Egarengar had known things when he married Inatalana.
He had known that it was a political match first, a financial match second, and a match of compatible personalities third.
He had known that her title was so much higher than his as to be on a different ladder altogether, and that they were distance enough related that, if they had been goats, they would not have even had the same colors in their coats. He had known that she was a daughter of the Emperor, and that they would be expected to have many, many children.
He had known that he was stepping into a subordinate role, but one where he would be respected and honored, treated as a peer and not as an employee.
He had known all this because he paid attention, because he asked pertinent and impertinent questions, and because he had an extended family to tell him those pieces he hadn’t noticed on his own.

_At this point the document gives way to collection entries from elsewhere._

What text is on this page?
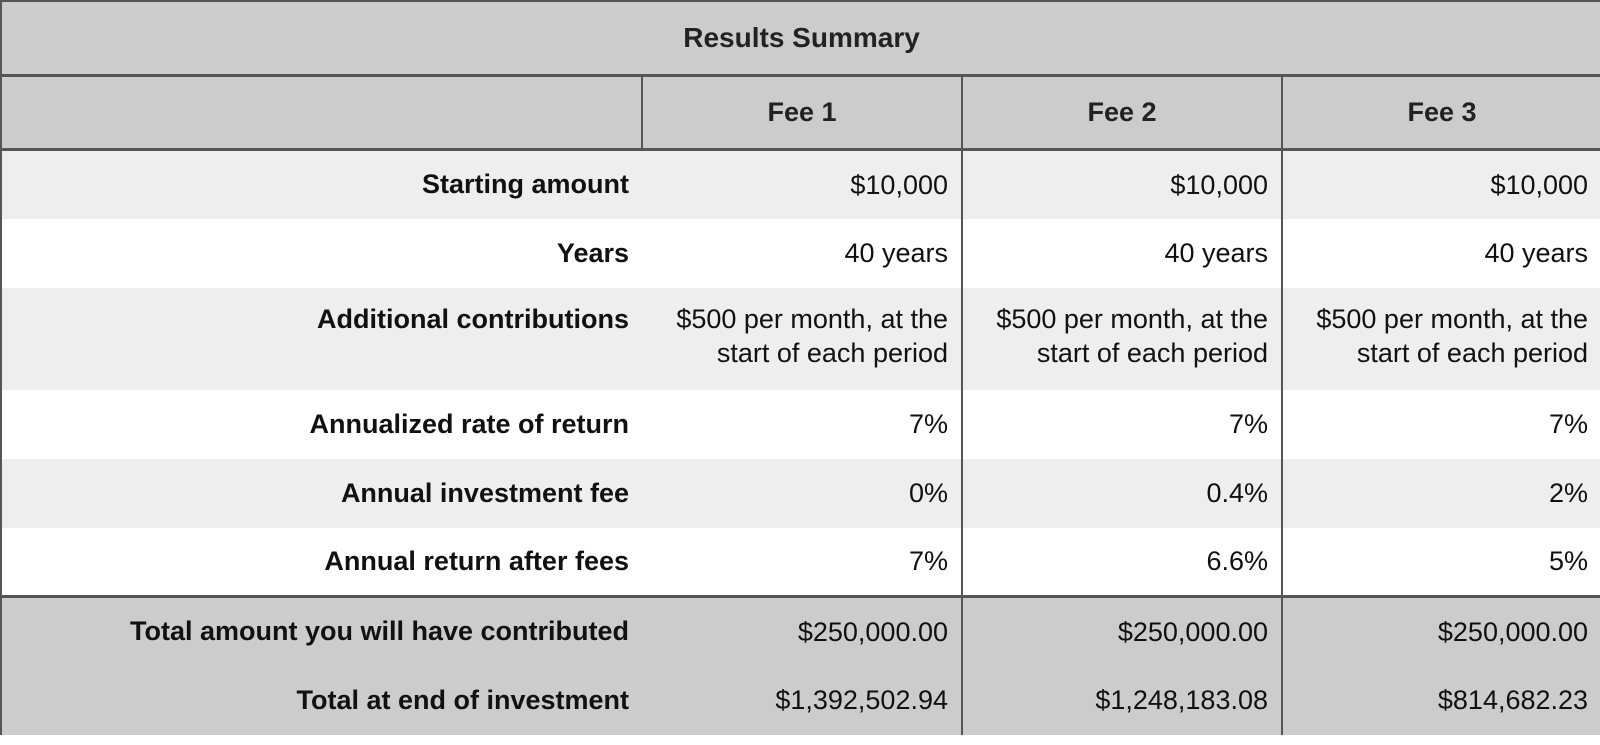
Results Summary			
	Fee 1	Fee 2	Fee 3
Starting amount	$10,000	$10,000	$10,000
Years	40 years	40 years	40 years
Additional contributions	$500 per month, at the start of each period	$500 per month, at the start of each period	$500 per month, at the start of each period
Annualized rate of return	7%	7%	7%
Annual investment fee	0%	0.4%	2%
Annual return after fees	7%	6.6%	5%
Total amount you will have contributed	$250,000.00	$250,000.00	$250,000.00
Total at end of investment	$1,392,502.94	$1,248,183.08	$814,682.23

Watching Girey, he realized the young Prince had none of that. He did not know who Arinyanca was, not in the context of Lannamer. He didn’t know what position she’d offered him, in giving him the bracelet which Egarengar had carved. He didn’t know where he would stand in relation to the court he had been thrust into. All he knew was that Arinyanca had plucked him from a tent and dragged him across the length and half the breadth of Reiassan.
And yet, he was still standing, just behind and to the left of Rin’s shoulder, looking unfortunately Princely. And, more importantly, he looked as if he would smash the face of anyone who insulted Arinyanca.
The girl could hold her own, of course. She was Inatalana’s daughter and Egarengar’s. But Egarengar smiled to himself. He might not understand it yet, but the boy had found his place.